Le gouvernement reconnaît rencontrer des « difficultés » pour enrayer la montée de la pauvreté en France, après la publication des chiffres 2023 montrant un niveau inédit depuis des décennies. L’Insee recense près de 9,8 millions de personnes en situation de pauvreté en 2023 en France métropolitaine, un record qui interroge l’efficacité des politiques sociales.
Un bilan alarmant reconnu par l’État
Lors d’une conférence consacrée aux « nouvelles formes de pauvreté » à Paris, la déléguée interministérielle à la prévention et à la lutte contre la pauvreté, Anne Rubinstein, a souligné le « paradoxe » d’un modèle redistributif souvent présenté comme enviable et l’incapacité à faire reculer réellement le nombre de personnes pauvres. « On n’a pas de quoi être fiers collectivement de ce que montrent les statistiques », a-t-elle déclaré, ajoutant : « On fait de l’aménagement : on rend la souffrance ponctuellement moins difficile par le jeu des prestations sociales mais on a du mal à faire qu’il y ait moins de pauvres. »
Qui sont les plus exposés ?
L’Insee identifie plusieurs groupes particulièrement fragilisés :
- les familles monoparentales ;
- les étudiants confrontés au coût du logement et à la hausse des dépenses ;
- les travailleurs pauvres, dont le revenu reste insuffisant malgré l’activité ;
- les chômeurs : plus d’un chômeur sur trois est concerné par la pauvreté.
Ces profils traduisent des « nouvelles formes de pauvreté » que l’État estime devoir mieux cibler pour adapter les dispositifs existants aux besoins réels des publics concernés.
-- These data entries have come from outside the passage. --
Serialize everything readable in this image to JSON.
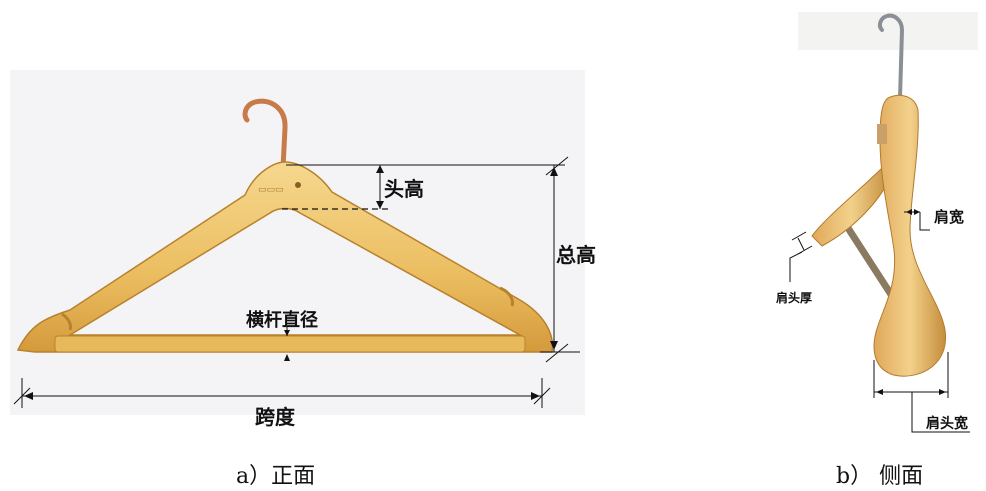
{
  "front": {
    "labels": {
      "head_height": "头高",
      "total_height": "总高",
      "bar_diameter": "横杆直径",
      "span": "跨度"
    },
    "caption": "a）正面"
  },
  "side": {
    "labels": {
      "shoulder_width": "肩宽",
      "shoulder_tip_thickness": "肩头厚",
      "shoulder_tip_width": "肩头宽"
    },
    "caption": "b） 侧面"
  },
  "colors": {
    "wood_light": "#f2cf7d",
    "wood_dark": "#d39a3c",
    "hook_copper": "#c87a4a",
    "hook_steel": "#8a8f96",
    "line": "#111111"
  }
}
Mesures annoncées et critiques
Anne Rubinstein a rappelé plusieurs avancées récentes : le lancement de la solidarité à la source, des actions contre le non-recours aux prestations sociales et la définition d’un objectif de réduction de la pauvreté sur dix ans. Elle a toutefois admis la nécessité d’évaluer plus précisément l’adéquation des moyens mobilisés et leur efficacité sur le terrain.
Sur ce point, la Cour des comptes a récemment mis en cause la stratégie gouvernementale, la jugeant « illisible » et appelant à une meilleure évaluation de l’impact des mesures. Les associations de lutte contre l’exclusion, sur le terrain, estiment que les moyens restent insuffisants et alertent sur une dégradation de la situation pour de nombreux ménages.
Vers une adaptation des politiques sociales ?
Face à ces constats, l’exécutif se dit engagé à améliorer la coordination des dispositifs et à réduire le non-recours aux droits. Les observateurs insistent cependant sur la nécessité d’outils d’évaluation robustes et de mesures ciblées pour les publics les plus vulnérables : étudiants, familles monoparentales et travailleurs pauvres.
Chiffres, diagnostics et critiques se conjuguent aujourd’hui pour pousser le gouvernement à repenser certaines réponses sociales. Reste à transformer les intentions et les annonces en actions mesurables et efficaces, afin de faire reculer un taux de pauvreté qui atteint un seuil inédit en France.